Gerry Fegan is a former IRA hit man, legendary in his home city of Belfast. Since the Troubles died down, he’s been living a quiet life, drawing a salary (of which he spends little) for a government job which involves no duties. He actually spends most of his time drinking, because he needs to be drunk to sleep. His constant companions are twelve ghosts – people he murdered whose voices scream in his head. At last he realizes that they want something from him – they want him to kill the men who ordered their murders, as well as a couple of his accomplices. So he begins that business. The chapters in The Ghosts of Belfast are numbered in reverse, starting with Twelve, counting down as he carries out the ghosts’ commands and they vanish, one by one or in small groups.

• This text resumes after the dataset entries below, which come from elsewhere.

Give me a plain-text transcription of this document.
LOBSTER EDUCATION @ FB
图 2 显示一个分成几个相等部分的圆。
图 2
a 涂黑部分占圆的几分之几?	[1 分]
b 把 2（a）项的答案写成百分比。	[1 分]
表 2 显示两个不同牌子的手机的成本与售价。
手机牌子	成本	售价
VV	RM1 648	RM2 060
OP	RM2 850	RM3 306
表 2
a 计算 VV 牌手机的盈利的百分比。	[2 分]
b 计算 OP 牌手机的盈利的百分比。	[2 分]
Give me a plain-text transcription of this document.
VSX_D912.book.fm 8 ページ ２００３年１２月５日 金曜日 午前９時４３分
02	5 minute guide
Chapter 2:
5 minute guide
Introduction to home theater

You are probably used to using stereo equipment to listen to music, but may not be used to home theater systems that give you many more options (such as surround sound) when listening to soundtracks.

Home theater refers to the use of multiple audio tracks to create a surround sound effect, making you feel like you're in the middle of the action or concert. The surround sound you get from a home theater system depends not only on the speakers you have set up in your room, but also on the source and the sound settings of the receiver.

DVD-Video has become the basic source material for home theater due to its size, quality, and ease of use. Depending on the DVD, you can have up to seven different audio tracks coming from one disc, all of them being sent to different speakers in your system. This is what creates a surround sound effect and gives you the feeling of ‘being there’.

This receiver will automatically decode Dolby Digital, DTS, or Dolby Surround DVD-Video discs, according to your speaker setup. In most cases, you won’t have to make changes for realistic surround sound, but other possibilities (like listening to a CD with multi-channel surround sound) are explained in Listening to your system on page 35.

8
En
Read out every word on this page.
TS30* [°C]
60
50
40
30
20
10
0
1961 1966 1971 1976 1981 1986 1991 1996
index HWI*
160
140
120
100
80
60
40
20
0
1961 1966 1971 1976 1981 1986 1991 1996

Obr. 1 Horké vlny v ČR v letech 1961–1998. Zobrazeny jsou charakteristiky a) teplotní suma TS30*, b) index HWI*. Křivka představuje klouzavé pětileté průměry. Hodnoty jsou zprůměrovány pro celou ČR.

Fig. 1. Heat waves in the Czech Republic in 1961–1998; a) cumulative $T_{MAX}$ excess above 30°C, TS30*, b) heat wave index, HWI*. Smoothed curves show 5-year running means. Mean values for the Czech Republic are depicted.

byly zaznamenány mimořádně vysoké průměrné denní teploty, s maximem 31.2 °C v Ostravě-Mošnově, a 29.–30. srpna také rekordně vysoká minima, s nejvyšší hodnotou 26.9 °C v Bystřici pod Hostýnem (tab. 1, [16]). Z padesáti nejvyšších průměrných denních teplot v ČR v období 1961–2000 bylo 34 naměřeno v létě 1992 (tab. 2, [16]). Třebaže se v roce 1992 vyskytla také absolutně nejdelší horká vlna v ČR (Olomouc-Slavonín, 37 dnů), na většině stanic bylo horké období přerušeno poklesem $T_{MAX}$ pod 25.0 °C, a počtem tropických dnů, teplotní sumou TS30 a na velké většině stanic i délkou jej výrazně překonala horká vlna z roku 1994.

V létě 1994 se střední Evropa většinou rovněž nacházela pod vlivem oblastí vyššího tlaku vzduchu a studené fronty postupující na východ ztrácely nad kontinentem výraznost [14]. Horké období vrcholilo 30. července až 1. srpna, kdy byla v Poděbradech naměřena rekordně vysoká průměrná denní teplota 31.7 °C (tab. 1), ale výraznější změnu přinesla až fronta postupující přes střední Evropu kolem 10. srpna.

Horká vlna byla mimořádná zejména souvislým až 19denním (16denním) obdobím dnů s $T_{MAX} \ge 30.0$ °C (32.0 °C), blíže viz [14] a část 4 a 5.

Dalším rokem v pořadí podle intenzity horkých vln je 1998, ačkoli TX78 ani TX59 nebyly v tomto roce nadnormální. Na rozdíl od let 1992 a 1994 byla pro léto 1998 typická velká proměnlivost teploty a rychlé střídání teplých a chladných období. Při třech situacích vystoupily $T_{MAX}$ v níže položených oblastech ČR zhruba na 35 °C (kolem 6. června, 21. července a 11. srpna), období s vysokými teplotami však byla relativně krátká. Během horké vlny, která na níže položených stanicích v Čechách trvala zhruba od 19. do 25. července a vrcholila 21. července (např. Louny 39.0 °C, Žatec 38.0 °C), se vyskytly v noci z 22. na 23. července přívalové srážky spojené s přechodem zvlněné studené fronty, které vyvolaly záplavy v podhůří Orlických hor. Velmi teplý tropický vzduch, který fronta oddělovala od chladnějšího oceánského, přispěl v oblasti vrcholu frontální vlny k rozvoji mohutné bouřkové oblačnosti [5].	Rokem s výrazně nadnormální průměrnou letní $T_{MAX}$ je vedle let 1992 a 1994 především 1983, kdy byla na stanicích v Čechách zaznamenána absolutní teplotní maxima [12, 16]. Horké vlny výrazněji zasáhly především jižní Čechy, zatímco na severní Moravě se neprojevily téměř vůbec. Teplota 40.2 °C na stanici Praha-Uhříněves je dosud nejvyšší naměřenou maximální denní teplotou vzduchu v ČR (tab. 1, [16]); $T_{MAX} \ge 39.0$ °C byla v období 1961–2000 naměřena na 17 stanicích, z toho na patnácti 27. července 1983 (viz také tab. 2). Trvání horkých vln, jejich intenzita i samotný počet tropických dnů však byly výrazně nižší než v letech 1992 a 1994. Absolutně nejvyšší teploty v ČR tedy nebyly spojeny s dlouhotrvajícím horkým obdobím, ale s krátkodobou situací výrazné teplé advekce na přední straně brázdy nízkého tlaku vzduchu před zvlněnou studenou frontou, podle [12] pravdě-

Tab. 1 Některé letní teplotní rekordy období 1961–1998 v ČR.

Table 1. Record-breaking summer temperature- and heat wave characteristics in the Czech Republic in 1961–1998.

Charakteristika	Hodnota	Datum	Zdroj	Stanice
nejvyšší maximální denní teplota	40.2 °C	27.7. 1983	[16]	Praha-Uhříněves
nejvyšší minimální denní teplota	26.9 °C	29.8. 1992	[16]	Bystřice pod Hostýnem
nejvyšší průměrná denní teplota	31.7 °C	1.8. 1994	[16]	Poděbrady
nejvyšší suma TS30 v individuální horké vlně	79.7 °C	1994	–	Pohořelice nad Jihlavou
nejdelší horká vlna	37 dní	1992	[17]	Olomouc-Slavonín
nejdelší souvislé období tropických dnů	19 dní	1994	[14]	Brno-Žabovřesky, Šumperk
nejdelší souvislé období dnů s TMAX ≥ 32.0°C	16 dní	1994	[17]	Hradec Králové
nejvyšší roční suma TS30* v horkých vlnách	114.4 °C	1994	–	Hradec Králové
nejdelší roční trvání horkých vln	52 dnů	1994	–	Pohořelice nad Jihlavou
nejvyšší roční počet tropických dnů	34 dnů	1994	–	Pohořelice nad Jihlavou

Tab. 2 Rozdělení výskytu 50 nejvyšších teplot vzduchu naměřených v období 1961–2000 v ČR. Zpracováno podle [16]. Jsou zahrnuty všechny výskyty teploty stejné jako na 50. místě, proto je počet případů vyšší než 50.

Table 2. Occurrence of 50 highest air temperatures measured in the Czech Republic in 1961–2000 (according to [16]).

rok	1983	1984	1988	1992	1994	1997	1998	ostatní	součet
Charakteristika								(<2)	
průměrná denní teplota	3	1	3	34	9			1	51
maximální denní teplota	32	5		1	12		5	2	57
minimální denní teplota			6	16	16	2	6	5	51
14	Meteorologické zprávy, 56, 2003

At the funeral of his first victim he meets the victim’s sister, a pariah among the Irish Republicans because she married a Protestant, who has since abandoned her and her daughter. Gerry becomes their protector, gradually opening his heart as he touches, for the first time since childhood, the normal relationships of decent people. But his presence puts them in greater danger, and finally they all have to go on the run. Can Gerry protect them while finishing his mission? Should he finish it at all?

The Ghosts of Belfast is more than a thriller, it’s an examination of the complicated tissue of alliances, betrayals, and self-interests that make Northern Irish society and politics so complicated, cynical, and dangerous. It’s worth noting that a professional killer carrying out a vendetta is the most admirable male character in the book. Yet there’s sweetness here too, a sensitive appreciation of life and goodness made more vivid by contrast.

Christianity doesn’t come off very well, if I understand what I read correctly, though there’s no polemicizing against it. At one point Gerry specifically rejects the idea that he needs forgiveness, thinking rather that he needs “something else,” which the reader is left to guess.

I found The Ghosts of Belfast utterly engrossing and deeply moving. Recommended for those who can handle strong meat. Cautions for language, violence, and adult themes.